Keita, widely known by his initials IBK, won re-election two years ago and his ruling coalition enjoyed a healthy majority in parliament.

But that masked the depth of popular dissatisfaction, said Ibrahim Maiga, a Mali-based researcher at the Institute for Security Studies.

“He wasn’t able to understand quickly enough the anger that cut across the entire society,” said Maiga. “He didn’t fully appreciate the strong demand for change in the country.”

Keita came to office with a reputation for firmness forged as a prime minister in the 1990s when he took a hard line with striking trade unions. But from the start he was unable to get a handle on the security crisis in northern Mali.

French forces had intervened in January 2013 to drive back al Qaeda-linked jihadists who had hijacked an ethnic Tuareg rebellion to seize the northern two-thirds of the country.

Keita’s government struggled to assert control over Tuareg militias that continued to push for autonomy.

The jihadists regrouped, inflicting heavy losses on Malian soldiers and civilians while extending their presence into central Mali and neighbouring countries.

Attacks by the jihadists – some with links to al Qaeda and Islamic State – stoked tit-for-tat clashes between rival herding and farming communities that have eclipsed the violence by militants, claiming hundreds of lives this year alone.

CORRUPTION

Keita, who usually wears white flowing robes and has a tendency to slur his words, won a crushing election victory in August, 2013, with over 77% of the vote, and vowed to take on corruption.

Junior military officers said widespread anger over graft under Toure was one of the triggers of their March 2012 coup.

“Let me be clear.

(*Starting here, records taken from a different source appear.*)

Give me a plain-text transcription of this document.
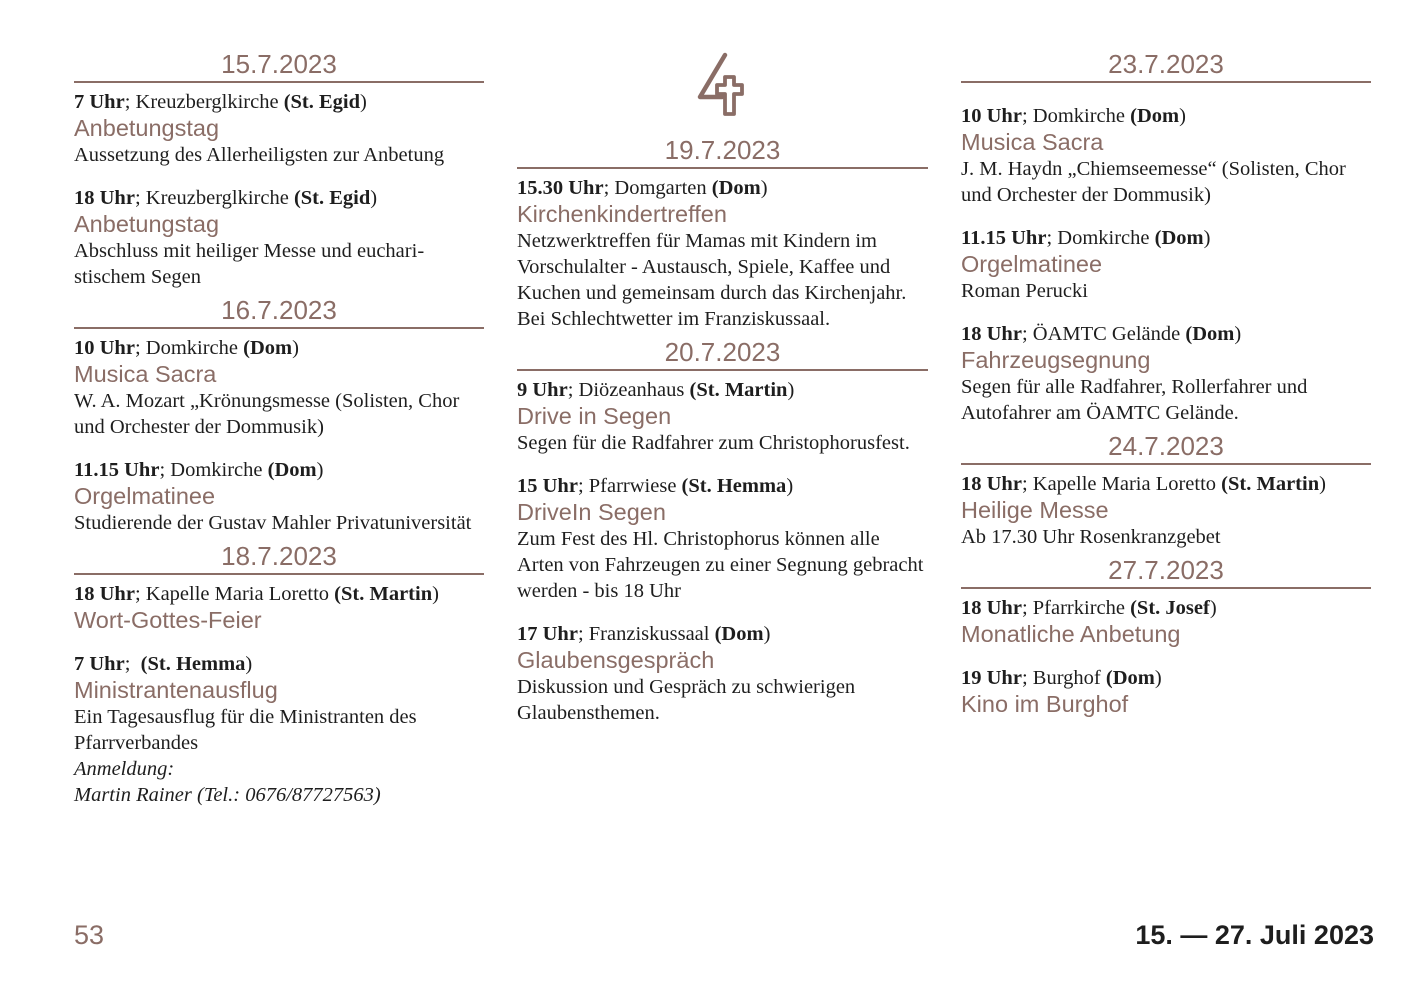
15.7.2023
7 Uhr; Kreuzberglkirche (St. Egid)
Anbetungstag
Aussetzung des Allerheiligsten zur Anbetung
18 Uhr; Kreuzberglkirche (St. Egid)
Anbetungstag
Abschluss mit heiliger Messe und eucharistischem Segen
16.7.2023
10 Uhr; Domkirche (Dom)
Musica Sacra
W. A. Mozart „Krönungsmesse (Solisten, Chor und Orchester der Dommusik)
11.15 Uhr; Domkirche (Dom)
Orgelmatinee
Studierende der Gustav Mahler Privatuniversität
18.7.2023
18 Uhr; Kapelle Maria Loretto (St. Martin)
Wort-Gottes-Feier
7 Uhr;  (St. Hemma)
Ministrantenausflug
Ein Tagesausflug für die Ministranten des Pfarrverbandes
Anmeldung:
Martin Rainer (Tel.: 0676/87727563)
19.7.2023
15.30 Uhr; Domgarten (Dom)
Kirchenkindertreffen
Netzwerktreffen für Mamas mit Kindern im Vorschulalter - Austausch, Spiele, Kaffee und Kuchen und gemeinsam durch das Kirchenjahr. Bei Schlechtwetter im Franziskussaal.
20.7.2023
9 Uhr; Diözeanhaus (St. Martin)
Drive in Segen
Segen für die Radfahrer zum Christophorusfest.
15 Uhr; Pfarrwiese (St. Hemma)
DriveIn Segen
Zum Fest des Hl. Christophorus können alle Arten von Fahrzeugen zu einer Segnung gebracht werden - bis 18 Uhr
17 Uhr; Franziskussaal (Dom)
Glaubensgespräch
Diskussion und Gespräch zu schwierigen Glaubensthemen.
23.7.2023
10 Uhr; Domkirche (Dom)
Musica Sacra
J. M. Haydn „Chiemseemesse“ (Solisten, Chor und Orchester der Dommusik)
11.15 Uhr; Domkirche (Dom)
Orgelmatinee
Roman Perucki
18 Uhr; ÖAMTC Gelände (Dom)
Fahrzeugsegnung
Segen für alle Radfahrer, Rollerfahrer und Autofahrer am ÖAMTC Gelände.
24.7.2023
18 Uhr; Kapelle Maria Loretto (St. Martin)
Heilige Messe
Ab 17.30 Uhr Rosenkranzgebet
27.7.2023
18 Uhr; Pfarrkirche (St. Josef)
Monatliche Anbetung
19 Uhr; Burghof (Dom)
Kino im Burghof
53	15. — 27. Juli 2023
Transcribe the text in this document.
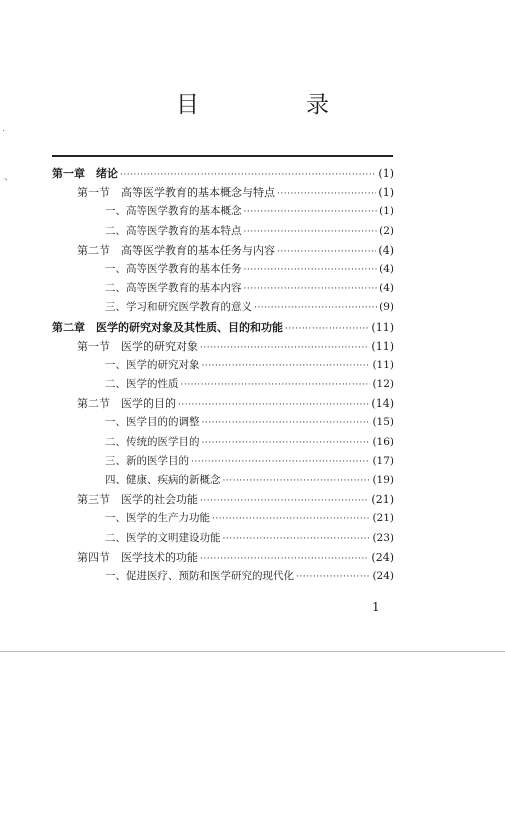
目　录
第一章　绪论 ·····	(1)
第一节　高等医学教育的基本概念与特点 ·····	(1)
一、高等医学教育的基本概念 ·····	(1)
二、高等医学教育的基本特点 ·····	(2)
第二节　高等医学教育的基本任务与内容 ·····	(4)
一、高等医学教育的基本任务 ·····	(4)
二、高等医学教育的基本内容 ·····	(4)
三、学习和研究医学教育的意义 ·····	(9)
第二章　医学的研究对象及其性质、目的和功能 ·····	(11)
第一节　医学的研究对象 ·····	(11)
一、医学的研究对象 ·····	(11)
二、医学的性质 ·····	(12)
第二节　医学的目的 ·····	(14)
一、医学目的的调整 ·····	(15)
二、传统的医学目的 ·····	(16)
三、新的医学目的 ·····	(17)
四、健康、疾病的新概念 ·····	(19)
第三节　医学的社会功能 ·····	(21)
一、医学的生产力功能 ·····	(21)
二、医学的文明建设功能 ·····	(23)
第四节　医学技术的功能 ·····	(24)
一、促进医疗、预防和医学研究的现代化 ·····	(24)
1
·
、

There is no question of sharing out the cake. I have not promised that and it will not happen,” Keita said, vowing to put an end to political patronage.

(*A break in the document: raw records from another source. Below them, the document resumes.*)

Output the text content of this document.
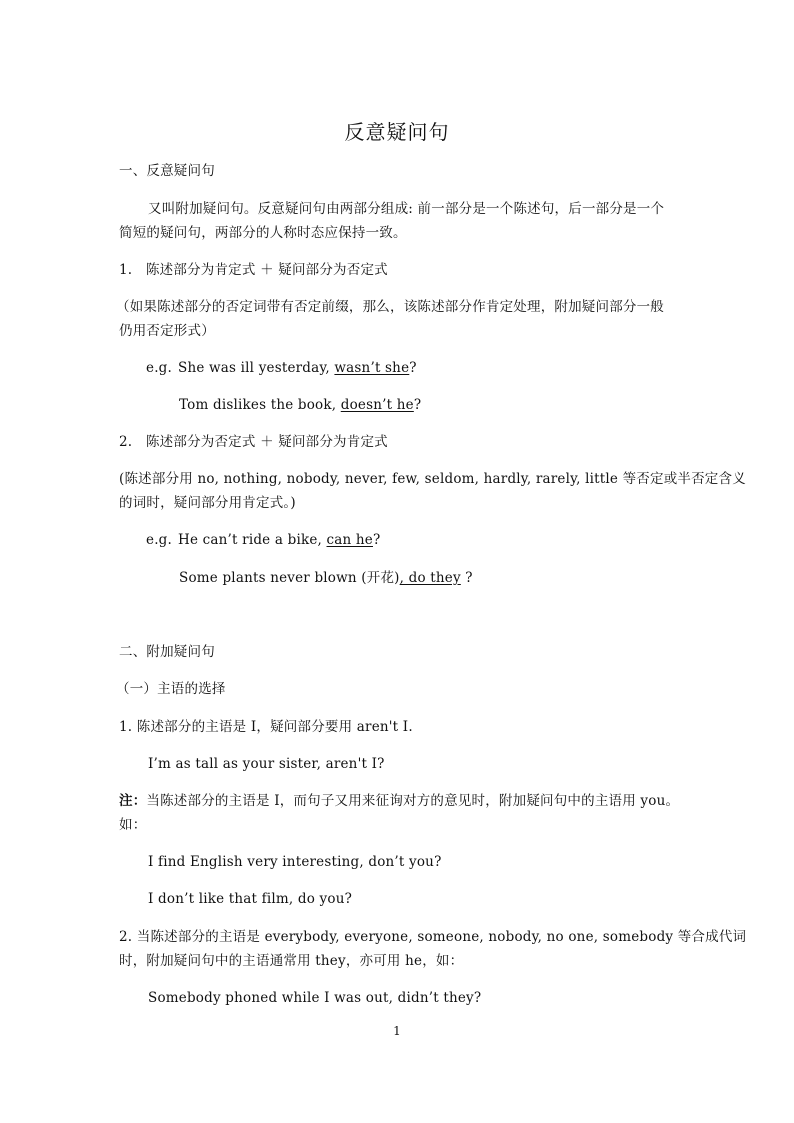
反意疑问句
一、反意疑问句
又叫附加疑问句。反意疑问句由两部分组成: 前一部分是一个陈述句，后一部分是一个
简短的疑问句，两部分的人称时态应保持一致。
1.　陈述部分为肯定式 ＋ 疑问部分为否定式
（如果陈述部分的否定词带有否定前缀，那么，该陈述部分作肯定处理，附加疑问部分一般
仍用否定形式）
e.g. She was ill yesterday, wasn’t she?
Tom dislikes the book, doesn’t he?
2.　陈述部分为否定式 ＋ 疑问部分为肯定式
(陈述部分用 no, nothing, nobody, never, few, seldom, hardly, rarely, little 等否定或半否定含义
的词时，疑问部分用肯定式。)
e.g. He can’t ride a bike, can he?
Some plants never blown (开花), do they ?
二、附加疑问句
（一）主语的选择
1. 陈述部分的主语是 I，疑问部分要用 aren't I.
I’m as tall as your sister, aren't I?
注：当陈述部分的主语是 I，而句子又用来征询对方的意见时，附加疑问句中的主语用 you。
如：
I find English very interesting, don’t you?
I don’t like that film, do you?
2. 当陈述部分的主语是 everybody, everyone, someone, nobody, no one, somebody 等合成代词
时，附加疑问句中的主语通常用 they，亦可用 he，如：
Somebody phoned while I was out, didn’t they?
1
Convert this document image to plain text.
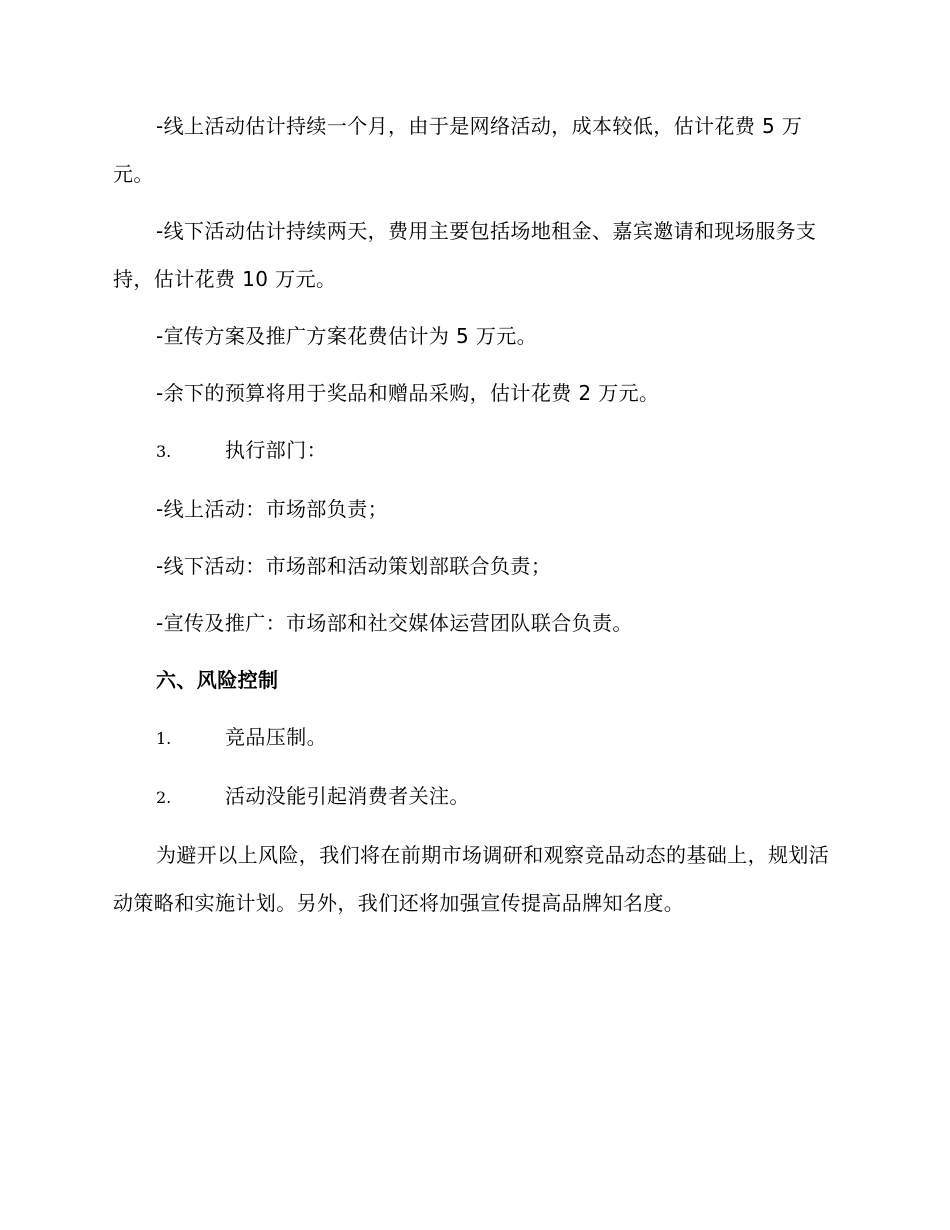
-线上活动估计持续一个月，由于是网络活动，成本较低，估计花费 5 万元。

-线下活动估计持续两天，费用主要包括场地租金、嘉宾邀请和现场服务支持，估计花费 10 万元。

-宣传方案及推广方案花费估计为 5 万元。

-余下的预算将用于奖品和赠品采购，估计花费 2 万元。

3.	执行部门：

-线上活动：市场部负责；

-线下活动：市场部和活动策划部联合负责；

-宣传及推广：市场部和社交媒体运营团队联合负责。

六、风险控制

1.	竞品压制。
2.	活动没能引起消费者关注。

为避开以上风险，我们将在前期市场调研和观察竞品动态的基础上，规划活动策略和实施计划。另外，我们还将加强宣传提高品牌知名度。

Keita enjoyed strong international support, especially from former colonial master France, who poured money and troops into Mali.

But his government quickly found itself mired in allegations of fraud and waste related to the purchase of a $40 million presidential jet and inflated spending on military supplies that led the International Monetary Fund to briefly delay aid.

“In time of massive foreign military presence, there are opportunities for massive corruption,” said Ahmedou Ould-Abdallah, a Mauritanian diplomat and former U.N. special representative in West Africa.

Accusations of cronyism focused on Keita’s son, Karim, over his lavish lifestyle and position as chairman of parliament’s powerful defence and security committee.

In a televised statement early on Wednesday, a spokesman for the putschists denounced the “political clientelism and family management of state affairs” under Keita.

Videos shared on social media after Keita was detained show revellers splashing in the pool in Karim’s Bamako residence.

Keita and his son always denied allegations of impropriety.

The mass protests began in early June, spearheaded by a charismatic Muslim cleric, Mahmoud Dicko, who had supported Keita in the 2013 election but quickly soured on him.

During demonstrations in July, security forces opened fire, killing at least 14 people and hardening opposition demands that Keita resign.

He offered a series of concessions to the coalition of political opponents, religious leaders and civil society activists leading the protests, but they were rejected.

As word of Keita’s detention spread in Bamako on Tuesday, thousands of people filled the streets, cheering soldiers as they sped through in military vehicles, firing rounds of celebratory gunfire into the air.

“IBK did not want to listen to his people,” said Nouhoum Togo, a spokesman for the M5-RFP coalition that has led the protests. “He thought that France … or the international community could save him.”